Erdoğan’ın Trump yönetimine doğrudan eleştirileri üç konuda geldi;

* WASHINGTON’UN PYD/YPG’YE DESTEĞİ- Konuşmasında PKK terör örgütünün Suriye uzantısı olan PYD/YPG’ye ABD’nin gönderdiği “18 bin tır silah ve mühimmata” vurgu yapan Erdoğan, Türkiye’nin Fırat’ın doğusunda yapılmakta olanlara “sessiz kalmayacağı” mesajını verdi. Erdoğan Fırat’ın doğusuna TSK’nın operasyon yapma ihtimalini ise “Önümüzdeki dönemde Fırat'ın doğusunu da kapsayacak şekilde Suriye'de güvenli bölgeleri genişletmeye devam edeceğiz" sözleriyle dile getirdi.

* FETÖ ELEBAŞININ İADESİ - Erdoğan, Trump yönetimine FETÖ konusunda ise hem elebaşı Fethullah Gülen’in halen iade edilmemiş olması, hem de ABD’de faaliyetlerine devam eden FETÖ okulları üzerinde yüklendi. FETÖ elebaşı için, “400 dönümlük bir arazi de şu anda beyler gibi yaşıyor. Bizim aramızda suçluların iadesi yok mu? Var. Ülkemizde bu mahkum edilmiş. Dosyalar hepsi gönderildi. Niye vermiyorsunuz? Manidardır." diyen Erdoğan, FETÖ’nün ABD’de halen okullardan 800-850 milyon dolar gelir elde ettiğine vurgu yaptı.
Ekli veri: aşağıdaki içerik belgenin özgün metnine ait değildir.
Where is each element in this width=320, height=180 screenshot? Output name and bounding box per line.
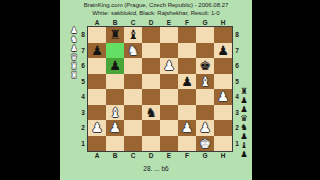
white-king: ♚ [199,136,211,152]
square-a7[interactable]: ♟ [88,43,106,59]
square-e4[interactable] [160,89,178,105]
white-bishop: ♝ [109,105,121,121]
black-king: ♚ [199,58,211,74]
square-g8[interactable] [196,27,214,43]
square-d6[interactable] [142,58,160,74]
black-pawn: ♟ [217,43,229,59]
file-label: G [196,19,214,26]
square-b1[interactable] [106,136,124,152]
square-b4[interactable] [106,89,124,105]
white-pawn: ♟ [163,58,175,74]
square-e3[interactable] [160,105,178,121]
square-a5[interactable] [88,74,106,90]
square-a8[interactable] [88,27,106,43]
square-b5[interactable] [106,74,124,90]
site-header-line1: BrainKing.com (Prague, Czech Republic) -… [60,2,252,9]
square-g7[interactable] [196,43,214,59]
rank-label: 8 [233,27,241,43]
square-a1[interactable] [88,136,106,152]
square-e5[interactable] [160,74,178,90]
square-g2[interactable]: ♟ [196,120,214,136]
file-label: A [88,152,106,159]
white-pawn: ♟ [181,120,193,136]
captured-black-tray: ♜♟♟♛♞♟♝♟ [238,87,250,159]
square-f8[interactable] [178,27,196,43]
square-d1[interactable] [142,136,160,152]
square-f5[interactable]: ♟ [178,74,196,90]
square-g6[interactable]: ♚ [196,58,214,74]
file-label: F [178,19,196,26]
players-result-line: White: sakblokid, Black: Rajshekhar, Res… [60,10,252,17]
file-label: H [214,19,232,26]
square-h2[interactable] [214,120,232,136]
square-f1[interactable] [178,136,196,152]
rank-label: 7 [233,43,241,59]
square-c6[interactable] [124,58,142,74]
file-label: E [160,19,178,26]
square-g5[interactable]: ♝ [196,74,214,90]
rank-label: 8 [79,27,87,43]
square-c4[interactable] [124,89,142,105]
black-pawn: ♟ [91,43,103,59]
rank-label: 6 [79,58,87,74]
file-label: B [106,19,124,26]
white-pawn: ♟ [217,89,229,105]
rank-label: 7 [79,43,87,59]
square-h4[interactable]: ♟ [214,89,232,105]
square-d8[interactable] [142,27,160,43]
square-h5[interactable] [214,74,232,90]
file-label: D [142,19,160,26]
square-g3[interactable] [196,105,214,121]
white-pawn: ♟ [199,120,211,136]
square-c1[interactable] [124,136,142,152]
square-e8[interactable] [160,27,178,43]
square-h7[interactable]: ♟ [214,43,232,59]
square-f6[interactable] [178,58,196,74]
square-f2[interactable]: ♟ [178,120,196,136]
square-d2[interactable] [142,120,160,136]
file-label: E [160,152,178,159]
square-g4[interactable] [196,89,214,105]
white-pawn: ♟ [109,120,121,136]
square-f4[interactable] [178,89,196,105]
square-c2[interactable] [124,120,142,136]
black-bishop: ♝ [127,27,139,43]
rank-label: 6 [233,58,241,74]
rank-label: 5 [79,74,87,90]
file-label: B [106,152,124,159]
file-label: D [142,152,160,159]
square-f7[interactable] [178,43,196,59]
white-knight: ♞ [127,43,139,59]
square-e7[interactable] [160,43,178,59]
square-d7[interactable] [142,43,160,59]
rank-label: 4 [79,89,87,105]
square-h3[interactable] [214,105,232,121]
file-label: F [178,152,196,159]
square-h1[interactable] [214,136,232,152]
rank-label: 2 [79,120,87,136]
black-rook: ♜ [109,27,121,43]
file-label: C [124,19,142,26]
square-d3[interactable]: ♞ [142,105,160,121]
square-f3[interactable] [178,105,196,121]
square-a4[interactable] [88,89,106,105]
white-rook-icon: ♜ [70,71,78,80]
square-h6[interactable] [214,58,232,74]
rank-label: 3 [79,105,87,121]
square-d5[interactable] [142,74,160,90]
black-pawn: ♟ [181,74,193,90]
square-e2[interactable] [160,120,178,136]
rank-labels-left: 87654321 [79,27,87,151]
square-c7[interactable]: ♞ [124,43,142,59]
square-b7[interactable] [106,43,124,59]
square-c3[interactable] [124,105,142,121]
square-a6[interactable] [88,58,106,74]
square-e6[interactable]: ♟ [160,58,178,74]
game-panel: BrainKing.com (Prague, Czech Republic) -… [60,0,252,180]
file-label: G [196,152,214,159]
file-labels-bottom: ABCDEFGH [88,152,232,159]
square-a3[interactable] [88,105,106,121]
black-pawn: ♟ [109,58,121,74]
square-c5[interactable] [124,74,142,90]
file-label: H [214,152,232,159]
square-b8[interactable]: ♜ [106,27,124,43]
file-label: A [88,19,106,26]
square-a2[interactable]: ♟ [88,120,106,136]
board-grid: ♜♝♟♞♟♟♟♚♟♝♟♝♞♟♟♟♟♚ [88,27,232,151]
square-b6[interactable]: ♟ [106,58,124,74]
square-c8[interactable]: ♝ [124,27,142,43]
black-pawn-icon: ♟ [240,150,248,159]
square-e1[interactable] [160,136,178,152]
square-b3[interactable]: ♝ [106,105,124,121]
file-labels-top: ABCDEFGH [88,19,232,26]
rank-label: 1 [79,136,87,152]
move-caption: 28. ... b6 [60,165,252,172]
file-label: C [124,152,142,159]
square-h8[interactable] [214,27,232,43]
white-bishop: ♝ [199,74,211,90]
captured-white-tray: ♟♞♟♛♜♜ [68,26,80,80]
square-b2[interactable]: ♟ [106,120,124,136]
square-g1[interactable]: ♚ [196,136,214,152]
square-d4[interactable] [142,89,160,105]
black-knight: ♞ [145,105,157,121]
white-pawn: ♟ [91,120,103,136]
* KUDÜS ÜZERİNDEN YÜKLENDİ - Erdoğan’ın Trump yönetimine bir başka sert eleştirisi ise Kudüs üzerinden geldi. ABD’nin Tel Aviv’deki Büyükelçiliğini Kudüs’e taşımasını eleştiren ve “Kudüs kırmızı çizgimizdir” diyen Erdoğan, şöyle konuştu;

“Amerikan ve İsrail yönetimlerinin kıblemiz, namusumuz, göz bebeğimiz Kudüs’ün hukuki statüsüne yönelik attığı illegal adımlara karşı da çok kapsamlı bir diplomatik mücadele yürüttük...Amerikan ve İsrail yönetiminin tüm tehditlerine rağmen Birleşmiş Milletler Genel Kurulu’nda kabul edilen kararlar da bu meselede uluslararası kamuoyunun hassasiyetini göstermiştir. İlk kıblemiz Kudüs’ü işgalcilerin insafına terk etmemekte kararlıyız. Barış şehri, üç semavi dinin mukaddes şehri Kudüs’ü, İsrail’in ihtiraslarına kurban etmeyeceğiz. Kudüs’ün izzetini, Harem-i Şerif’in onurunu, bu aziz şehrin tarihi karakterini korumaya devam edeceğiz.”

TRUMP’LA GÖRÜŞECEK Mİ?

Erdoğan’ın ABD programının ilk ayaklarını oluşturan TASC ve TÜRKEN vakfı tarafından düzenlenen iki ayrı etkinlikte yaptığı konuşmalarda, tam da Başkan Donald Trump’la New York temasları çerçevesinde biraraya gelip gelmeyeceği tartışmaları sürerken geldi.
Erdoğan, ABD’ye hareketinden önce Trump’la görüşme konusunda Türk tarafının bir talebi olmadığını, ancak ABD’den böyle bir talep gelmesi halinde değerlendirilebileceğini söylemişti.
Erdoğan’ın New York’ta ayağının tozuyla Trump yönetiminin politikalarına yüklenmesi, diplomatik kulislerde “pazarlıkta el yükseltmek” olarak yorumlandı.